とくに印象深かったのは、後者の部会で拝見した福岡安則先生の報告です。ハンセン病回復者およびその家族からの聞き取りをもとにした内容でした。内容自体も興味深かったのですが、それ以上に、口頭で補足される調査の背景的な情報や、その語り口そのものから、福岡先生が取り組んでこられた研究の重厚さが伝わり、とても感銘を受けました。70歳を過ぎてもなおカラオケボックスで聞き取りを行い、「私は論文一つ書かず、聞き取りだけをやってきた」と話す福岡先生の姿から、研究者(社会学者)の1つのあり方の極致を見たような気がしました。

 

■1日目午後

「地域社会・地域問題」の部会では、赤川学さんたちが川崎市で行なってきた地域包括ケアシステムに関する調査報告を聞きました。傾向スコア分析などの高度な分析手法が取り入れられており、計量分析の手法を勉強する必要性を改めて痛感しました。他方、社会疫学などで用いられる分析手法を社会学でも取り入れるべきといった主張をする赤川先生に対し、司会の玉野和志先生が、「今回の分析は垂直的ネットワークへの参加という変数を用いているが、たとえば町内会に加入していることの社会的意味の違い(そこで威張っているのか、それともただ加入しているだけなのか)をどのように測定するのかといった観点から、社会学が貢献できるのではないか」とコメントされる場面がありました。分析手法の高度さにおいて後れを取りがちな社会学における独自の貢献の可能性を考えるうえで、大変示唆的な発言であると思いました。

「産業・労働・組織」の部会では、中川宗人さんらの報告を拝見しました。教科書の通時的な分析から特定のディシプリンの趨勢を探るというアプローチは、自分の分野においても有用かもしれないなどと思いながらお話をうかがいました。

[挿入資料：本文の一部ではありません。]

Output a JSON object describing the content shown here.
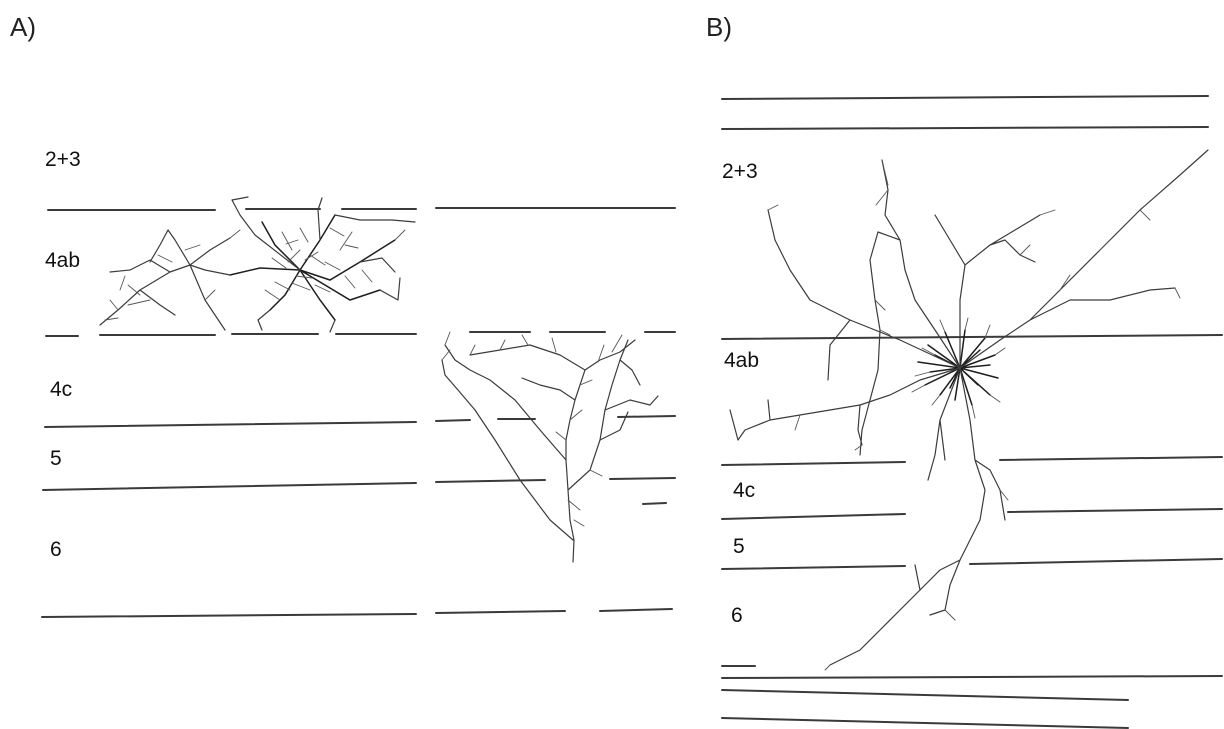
{
  "panels": [
    {
      "id": "A",
      "label": "A)",
      "layers": [
        "2+3",
        "4ab",
        "4c",
        "5",
        "6"
      ]
    },
    {
      "id": "B",
      "label": "B)",
      "layers": [
        "2+3",
        "4ab",
        "4c",
        "5",
        "6"
      ]
    }
  ]
}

なお、ある部会では、優れた研究をされている高名な先生が、大学院生の報告に対して暴言に近いコメントをする場面に遭遇しました。私の理解では、報告の中で使われていたある用語(ここでは仮にxとしておきましょう)をめぐって、報告者とコメントした先生とのあいだで理解の食い違いが生じており、報告者がその理解のずれについて十分説明できないということが起きていました。とはいえ、そのような理解のずれを確認しようとするのではなく、「あなたは○○がxであると言いますが、それはxではないでしょう」と声を荒げながら言い放ち続けるその先生の姿を目にして、非常に辛く残念な気持ちになりました。

 

■2日目午前

2日目は、テーマセッション「創造性・芸術性と労働をめぐる社会学」のみに参加しました。あまり馴染みのないテーマで個々の報告を理解するので精一杯という感じでした。ただ、いくつかの報告では、データとして提示される語りなどからは必ずしも読み取れないような「過剰労働」や「搾取」の実態が論じられており、そうした「過剰労働」や「搾取」という意味付けがいかなる立場/目線からなされているのか疑問に思うこともありました。また、報告者たちはそれぞれ異なる事例(アニメーター、アイドル、バンドマン、建築家など)を取り上げていましたが、総括討論の中で、各報告における知見が創造性・芸術性をもつ労働者一般にどれほど当てはまると思うかという質問がフロアから出ていました。この質問に対し、アニメーターを事例としていた松永さん以外の報告者はいずれも、多かれ少なかれ他の労働者にも当てはまるという趣旨の応答をしていたのが印象に残りました。